He examined it gravely, his brows contracting, a sudden wrinkling at the corners of his lips that might have meant laughter, or disapproval, or anything.

"I thought a parsonage girl should not read it," Carol said bravely. "I've never read it myself, but I've heard about it, and parsonage girls ought to read parsonage things. Prudence says so. But—"

"But I want to know what other folks think about what I believe," said Connie. "So I'm reading it."

"What do you think of, it?" he asked quietly, and he looked very strangely at his baby daughter. It was suddenly borne in on him that this was one crisis in her growth to womanhood, and he felt a great yearning tenderness for her, in her innocence, in her dauntless courage, in her reaching ahead, always ahead! It was a crisis, and he must be very careful.
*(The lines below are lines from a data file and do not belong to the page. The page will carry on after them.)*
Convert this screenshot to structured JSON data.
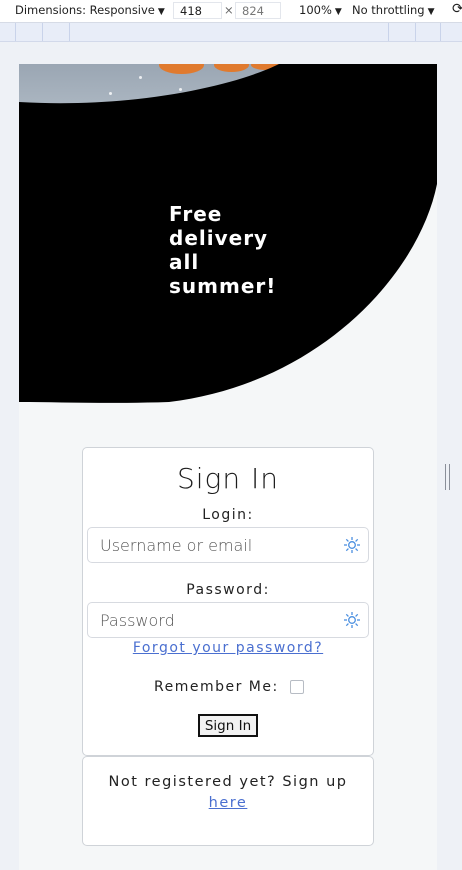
{
  "devtools": {
    "dimensions_label": "Dimensions: Responsive",
    "width_value": "418",
    "times": "×",
    "height_value": "824",
    "zoom": "100%",
    "throttling": "No throttling"
  },
  "hero": {
    "promo_text": "Free delivery all summer!"
  },
  "signin": {
    "title": "Sign In",
    "login_label": "Login:",
    "username_placeholder": "Username or email",
    "password_label": "Password:",
    "password_placeholder": "Password",
    "forgot_link": "Forgot your password?",
    "remember_label": "Remember Me:",
    "remember_checked": false,
    "submit_label": "Sign In"
  },
  "register": {
    "text": "Not registered yet? Sign up",
    "link": "here"
  },
  "colors": {
    "link": "#4a6fd0",
    "hero_black": "#000000",
    "page_bg": "#f5f7f8"
  }
}
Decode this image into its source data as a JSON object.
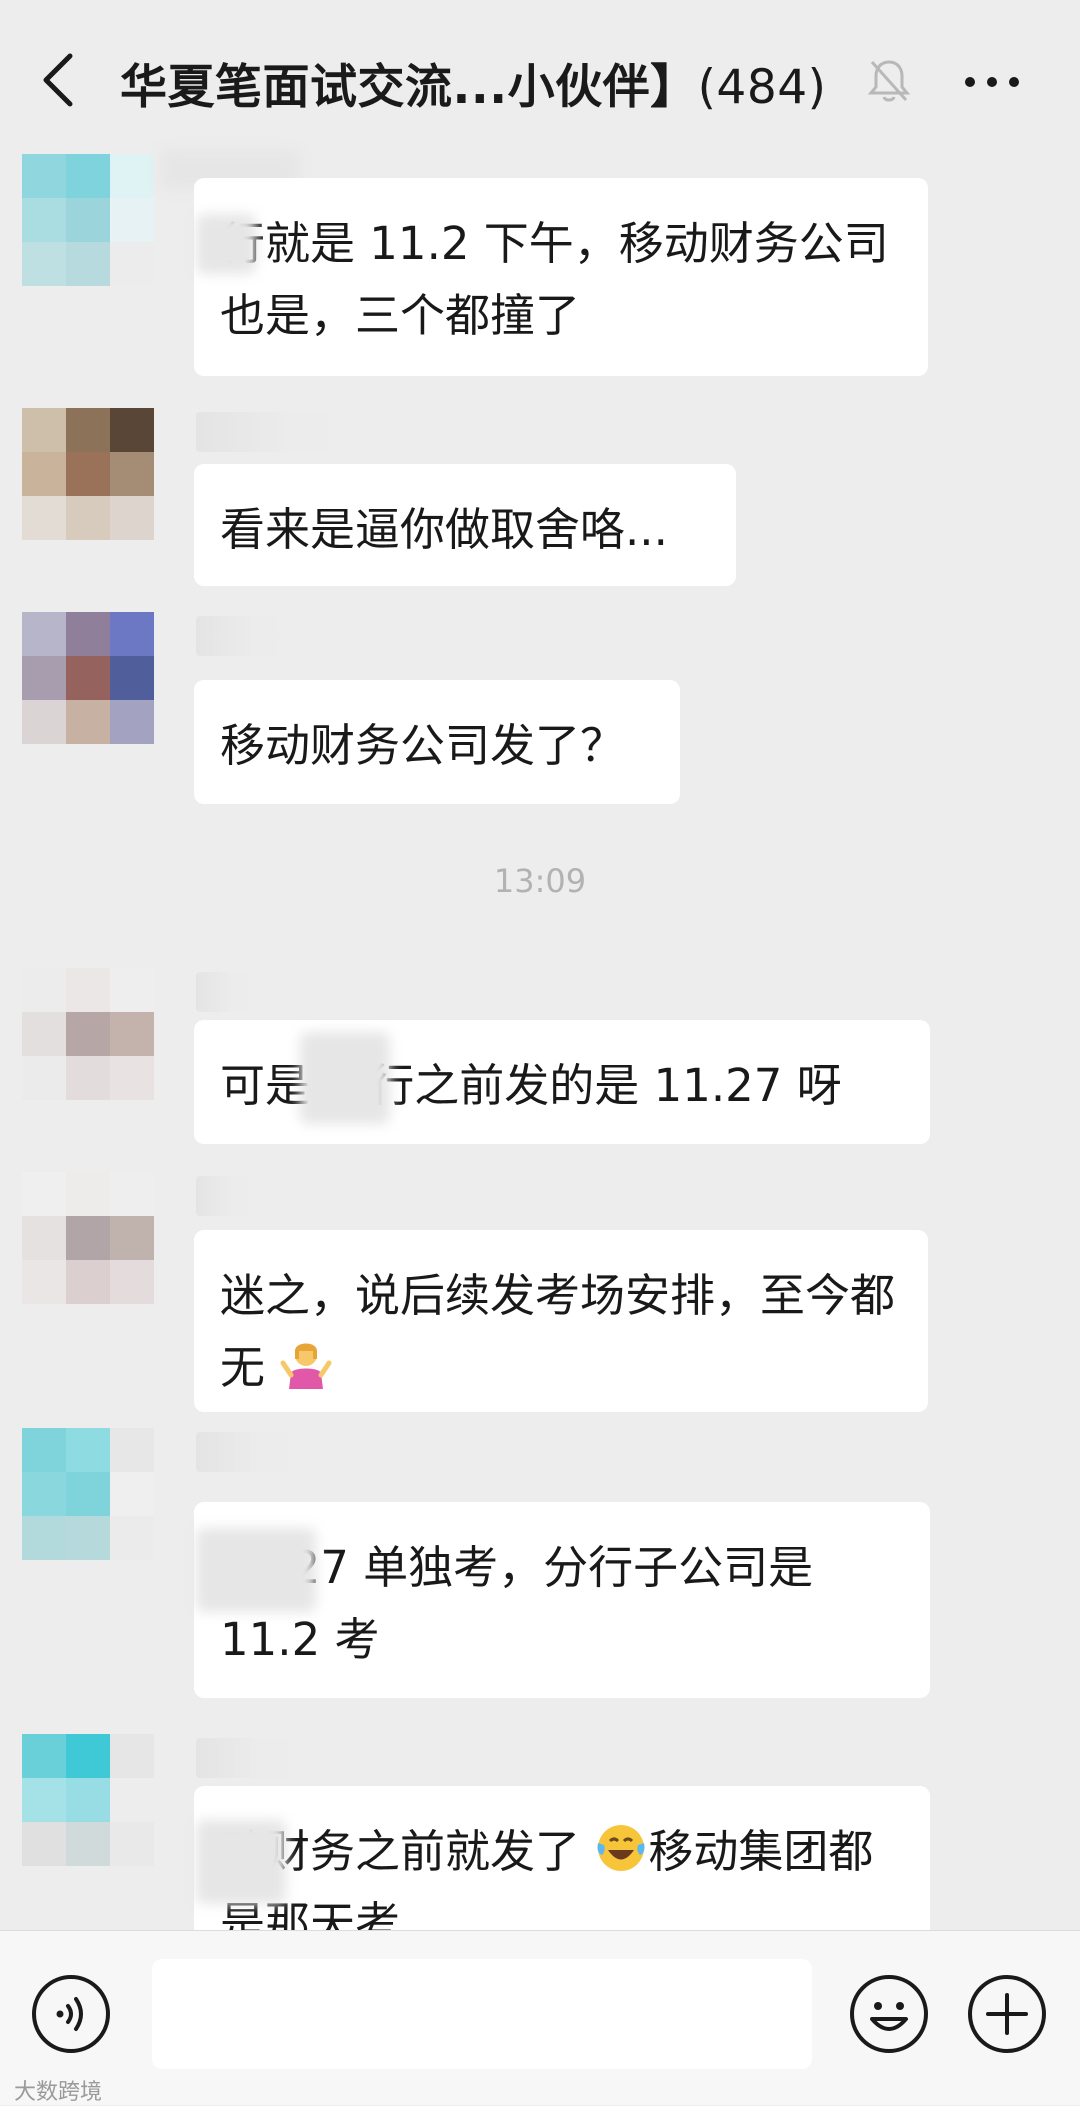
{
  "header": {
    "title": "华夏笔面试交流...小伙伴】",
    "count": "(484)",
    "back_icon": "chevron-left-icon",
    "mute_icon": "bell-off-icon",
    "more_icon": "more-dots-icon"
  },
  "messages": [
    {
      "text": "  行就是 11.2 下午，移动财务公司也是，三个都撞了"
    },
    {
      "text": "看来是逼你做取舍咯..."
    },
    {
      "text": "移动财务公司发了？"
    },
    {
      "text": "可是    总行之前发的是 11.27 呀"
    },
    {
      "text": "迷之，说后续发考场安排，至今都无"
    },
    {
      "text": "      11.27 单独考，分行子公司是 11.2 考"
    },
    {
      "text": "   动财务之前就发了",
      "text2": "移动集团都是那天考"
    }
  ],
  "timestamp": "13:09",
  "emojis": [
    "person-shrugging-icon",
    "laughing-tears-icon"
  ],
  "bottom_bar": {
    "voice_icon": "voice-icon",
    "emoji_icon": "smiley-icon",
    "plus_icon": "plus-circle-icon",
    "input_value": ""
  },
  "watermark": "大数跨境",
  "colors": {
    "background": "#ededed",
    "bubble": "#ffffff",
    "bar": "#f7f7f7"
  }
}
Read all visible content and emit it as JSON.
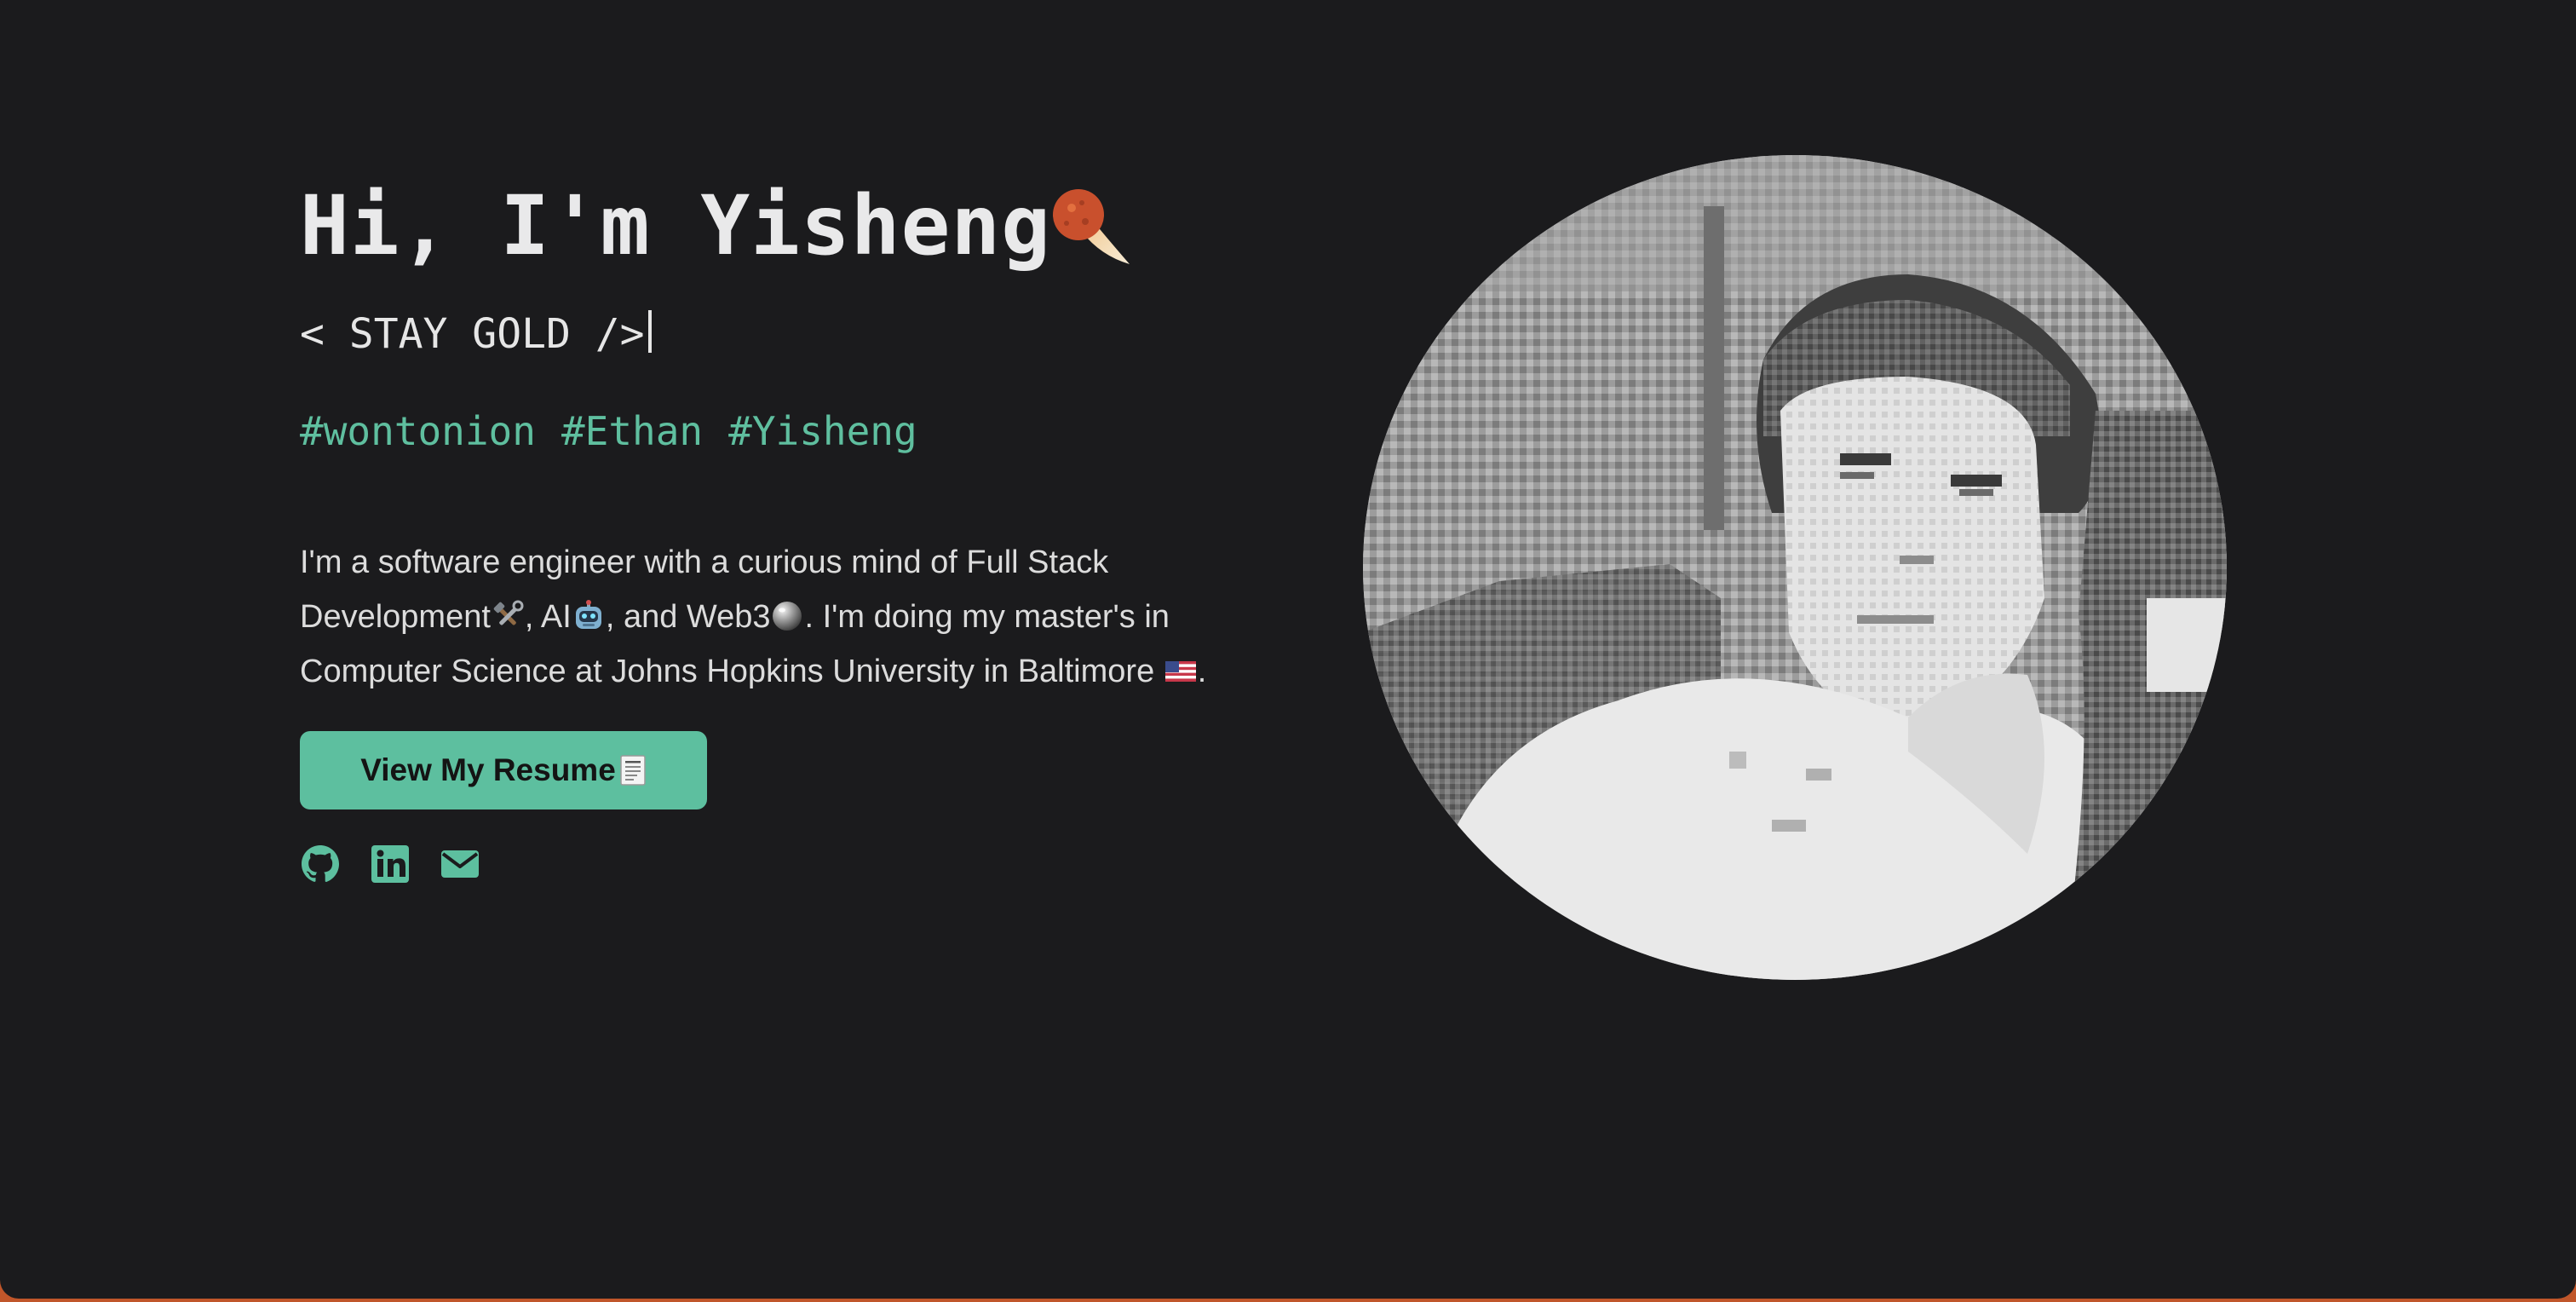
{
  "hero": {
    "greeting": "Hi, I'm Yisheng",
    "tagline": "< STAY GOLD />",
    "hashtags": [
      "#wontonion",
      "#Ethan",
      "#Yisheng"
    ],
    "bio": {
      "part1": "I'm a software engineer with a curious mind of Full Stack Development",
      "part2": ", AI",
      "part3": ", and Web3",
      "part4": ". I'm doing my master's in Computer Science at Johns Hopkins University in Baltimore ",
      "part5": "."
    },
    "resume_button": "View My Resume"
  },
  "icons": {
    "title_emoji": "meteor-icon",
    "development": "hammer-wrench-icon",
    "ai": "robot-icon",
    "web3": "crystal-ball-icon",
    "location": "us-flag-icon",
    "resume": "document-icon",
    "socials": [
      "github-icon",
      "linkedin-icon",
      "email-icon"
    ]
  },
  "colors": {
    "background": "#1b1b1d",
    "accent": "#5dbf9f",
    "text": "#e9e9ea"
  }
}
"I think it is beautiful," Connie said softly, and her lips drooped a little, and a wistful pathos crept into her voice. "It seems so sad. I keep wishing I could cry about it. There's nothing really sad in it, I think it is supposed to be rather jovial, but—it seems terrible to me, even when it is the most beautiful. Part of it I don't understand very well."

He held out a hand to Connie, and she put her own in it confidently. Carol, too, came and stood close beside him.

"Yes," he said, "it is beautiful, Connie, and it is very terrible. We can't understand it fully because we can't feel what he felt. It is a groping poem, a struggling for light when one is stumbling in darkness." He looked thoughtfully at the girls. "He was a marvelous man, that Khayyam,—years ahead of his people, and his time. He was big enough to see the idiocy of the heathen ideas of God, he was beyond them, he spurned them. But he was not quite big enough to reach out, alone, and get hold of our kind of a God. He was reaching out, he was struggling, but he couldn't quite catch hold. It is a wonderful poem. It shows the weakness, the helplessness of a gifted man who has nothing to cling to. I think it will do you good to read it, Connie. Read it again and again, and thank God, my child, that though you are only a girl, you have the very thing this man, this genius, was craving. We admire his talent, but we pity his weakness. You will feel sorry for him. You read it, too, Carol. You'll like it. We can't understand it, as I say, because we are so sure of our God, that we can't feel what he felt, having nothing. But we can feel the heart-break, the fear, the shrinking back from the Providence that he called Fate,—of course it makes you want to cry, Connie. It is the saddest poem in the world."

Connie's eyes were very bright. She winked hard a few times, choking back the rush of tears. Then with an impulsiveness she did not often show, she lifted her father's hand and kissed it passionately.

"Oh, father," she whispered, "I was so afraid—you wouldn't quite see." She kissed his hand again.

Carol looked at her sister respectfully. "Connie," she said, "I certainly beg your pardon. I just wanted to be clever, and didn't know what I was talking about. When you have finished it, give it to me, will you? I want to read it, too; I think it must be wonderful."